01/29/2026 07:29:00 a. m.
Mientras el debate regional suele centrarse en economía o política, en el tablero militar hay un jugador que avanza sin hacer ruido, pero con pasos firmes.
Brasil se ha consolidado como la mayor potencia militar de América Latina, con una fuerza armada capaz no solo de garantizar la estabilidad regional, sino de medirse en capacidades específicas con potencias globales.
Submarinos nucleares, cazas supersónicos y una industria de defensa propia colocan al gigante sudamericano en una liga que pocos imaginan en el hemisferio sur.
El músculo financiero acompaña al número. En 2023, el país destinó 22 mil 900 millones de dólares a defensa, según el Instituto Internacional de Estudios para la Paz de Estocolmo (SIPRI), una cifra que deja muy atrás al resto de América Latina y permite una modernización constante de sus fuerzas.
Más de 2 mil 200 vehículos blindados, una armada en renovación y una fuerza aérea con tecnología de última generación hacen de Brasil un actor con capacidad real de disuasión.
A diferencia de otros países de la región, Brasil no depende exclusivamente de proveedores extranjeros. Diseña, fabrica y prueba su propio armamento. Desde aviones de combate y drones hasta sistemas de misiles y vehículos blindados, su industria de defensa opera con estándares internacionales.
Entre sus proyectos más ambiciosos destaca el submarino nuclear Álvaro Alberto, el primero de América Latina, aún en fase de pruebas, pero símbolo de una estrategia clara: autosuficiencia y proyección de poder marítimo.
A esto se suman los cazas Gripen E/F, el avión de transporte militar KC-390 y una inversión sostenida en innovación.

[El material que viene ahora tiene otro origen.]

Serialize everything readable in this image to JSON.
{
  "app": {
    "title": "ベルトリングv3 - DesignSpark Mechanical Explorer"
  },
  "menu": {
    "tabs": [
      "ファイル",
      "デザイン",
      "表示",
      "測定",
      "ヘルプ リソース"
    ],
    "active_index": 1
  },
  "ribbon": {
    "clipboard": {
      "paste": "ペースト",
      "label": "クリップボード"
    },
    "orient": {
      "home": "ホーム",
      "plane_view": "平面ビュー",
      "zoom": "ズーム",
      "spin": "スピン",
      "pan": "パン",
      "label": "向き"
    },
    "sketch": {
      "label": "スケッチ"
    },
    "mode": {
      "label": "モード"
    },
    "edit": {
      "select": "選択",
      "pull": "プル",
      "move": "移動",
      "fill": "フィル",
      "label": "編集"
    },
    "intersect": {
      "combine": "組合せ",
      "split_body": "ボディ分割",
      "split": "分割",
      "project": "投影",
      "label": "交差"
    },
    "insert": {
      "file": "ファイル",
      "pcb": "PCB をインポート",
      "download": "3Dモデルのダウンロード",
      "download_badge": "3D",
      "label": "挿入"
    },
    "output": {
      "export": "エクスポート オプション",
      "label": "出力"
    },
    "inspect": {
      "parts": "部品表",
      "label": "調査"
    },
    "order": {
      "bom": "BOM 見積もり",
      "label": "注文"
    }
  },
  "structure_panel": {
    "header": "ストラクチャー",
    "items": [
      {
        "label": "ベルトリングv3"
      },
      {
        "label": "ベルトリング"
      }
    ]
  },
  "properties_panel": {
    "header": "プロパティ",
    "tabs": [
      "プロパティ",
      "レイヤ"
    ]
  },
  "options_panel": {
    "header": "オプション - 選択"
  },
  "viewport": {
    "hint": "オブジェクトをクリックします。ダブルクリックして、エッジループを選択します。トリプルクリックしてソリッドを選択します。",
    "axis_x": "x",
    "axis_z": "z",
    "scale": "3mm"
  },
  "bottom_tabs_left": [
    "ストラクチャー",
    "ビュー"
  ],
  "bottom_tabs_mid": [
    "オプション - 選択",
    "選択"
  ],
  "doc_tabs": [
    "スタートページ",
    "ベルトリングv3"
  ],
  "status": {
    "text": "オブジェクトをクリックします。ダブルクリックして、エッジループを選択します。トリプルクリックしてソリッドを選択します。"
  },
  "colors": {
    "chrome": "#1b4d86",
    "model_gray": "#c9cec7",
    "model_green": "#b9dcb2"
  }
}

Cerca del 7.4% del presupuesto de defensa se destina a investigación y desarrollo, una apuesta poco común en la región.
El avance no ha pasado desapercibido. En el ranking Global Firepower 2025, Brasil ocupa el puesto 11 entre las potencias militares del mundo, superando a países con mayor protagonismo mediático como Israel, Irán o Ucrania.
Este lugar no responde solo al tamaño de sus fuerzas, sino a su capacidad logística, experiencia operativa y alcance territorial. Brasil ha liderado y participado en misiones de paz de la ONU y tiene peso en organismos militares regionales, reforzando su influencia diplomática y estratégica.
Brasil no construye su poder militar para la confrontación directa, sino para garantizar control territorial, estabilidad regional y capacidad de respuesta ante amenazas externas. Su estrategia combina presencia, tecnología y diplomacia, posicionándolo como el verdadero eje de seguridad en América Latina.
En un continente donde el gasto militar suele ser limitado, Brasil juega en otra dimensión. Y aunque no siempre esté en los titulares, su ejército ya es una realidad que marca el equilibrio de poder en la región.